The area of a 300' by 400' rectangle is doubled by adding a strip of width around the perimeter. Approximately how wide is that strip?

old area = 300*400 = 120 000

new area = 240 000

(300+2x)(400+2x) = 240000
120000+1400x + 4x^2 = 240000
simplify and divide by 4.

x^2 + 350x - 30000 = 0
x = (-350 ± √242500)/2
= appr 71.22 or some negative which we will reject

To solve this problem, we need to find the width of the strip that is added to the perimeter of the rectangle.

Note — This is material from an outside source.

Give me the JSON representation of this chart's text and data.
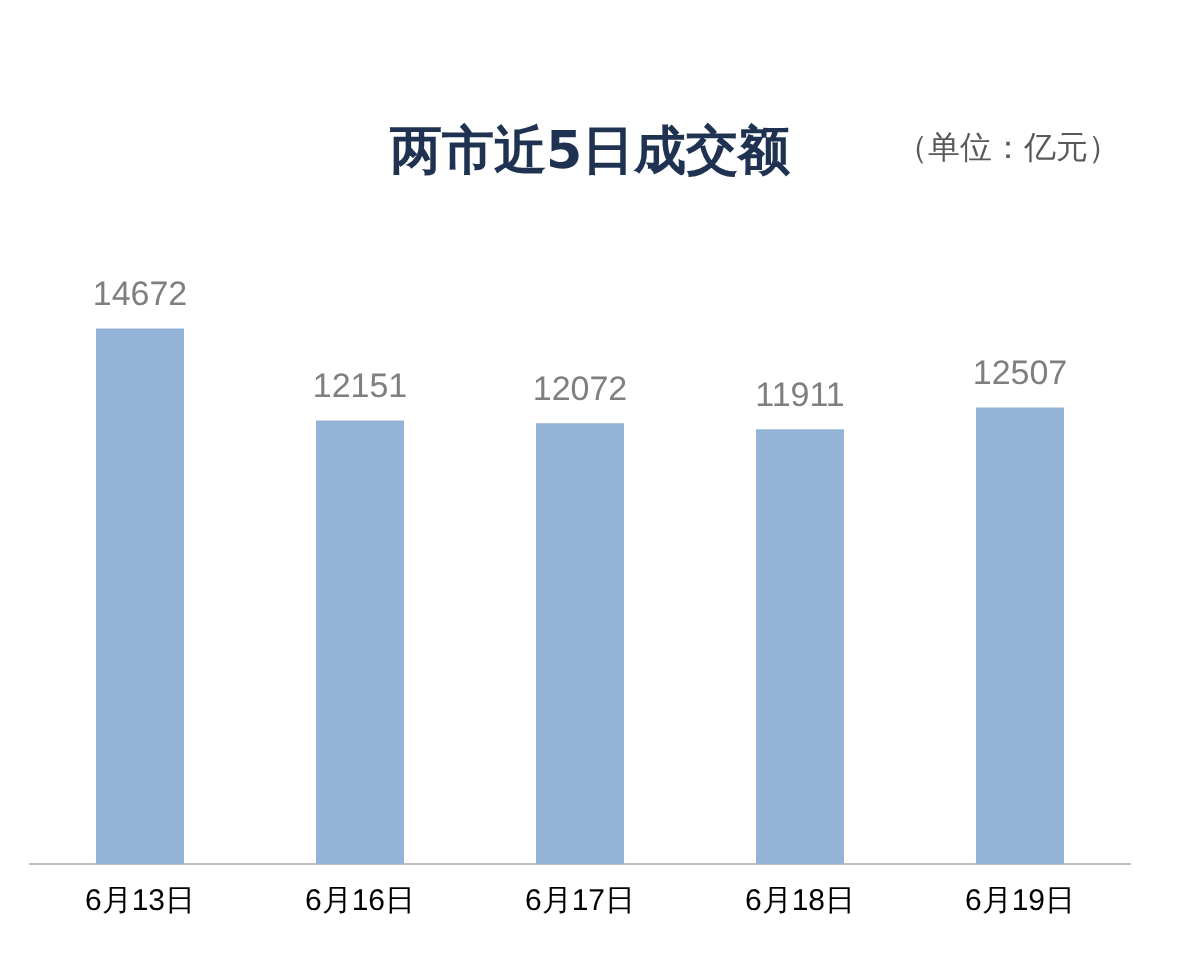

First, let's calculate the area of the original rectangle without the strip. The area of a rectangle is calculated by multiplying its length by its width. In this case, the length is 300 feet and the width is 400 feet.

Original area = Length * Width
Original area = 300 feet * 400 feet
Original area = 120,000 square feet

Now, let's find the area of the enlarged rectangle after the strip is added. The enlarged rectangle has twice the area of the original rectangle.

Enlarged area = 2 * Original area
Enlarged area = 2 * 120,000 square feet
Enlarged area = 240,000 square feet

The strip is added around the perimeter, which means it contributes to both the length and width. Let's assume the width of the strip is x feet. Therefore, the new length and width of the enlarged rectangle would be:

New length = Length + 2 * x
New width = Width + 2 * x

The area of the enlarged rectangle can also be calculated using these new length and width:

Enlarged area = New length * New width
240,000 square feet = (300 feet + 2x) * (400 feet + 2x)

Now, we have a quadratic equation. We can expand and solve it to find the value of x, which will give us the width of the strip.

240,000 square feet = (300 feet + 2x) * (400 feet + 2x)
240,000 square feet = 120,000 square feet + 600 feet * x + 800 feet * x + 4x^2
240,000 square feet = 120,000 square feet + 1,400 feet * x + 4x^2

Rearranging the equation:

4x^2 + 1,400 feet * x + 120,000 square feet - 240,000 square feet = 0
4x^2 + 1,400 feet * x - 120,000 square feet = 0

Next, we can solve this quadratic equation using methods like factoring, completing the square, or the quadratic formula.

By solving this quadratic equation, you can find the value of x, which will give you the approximate width of the strip.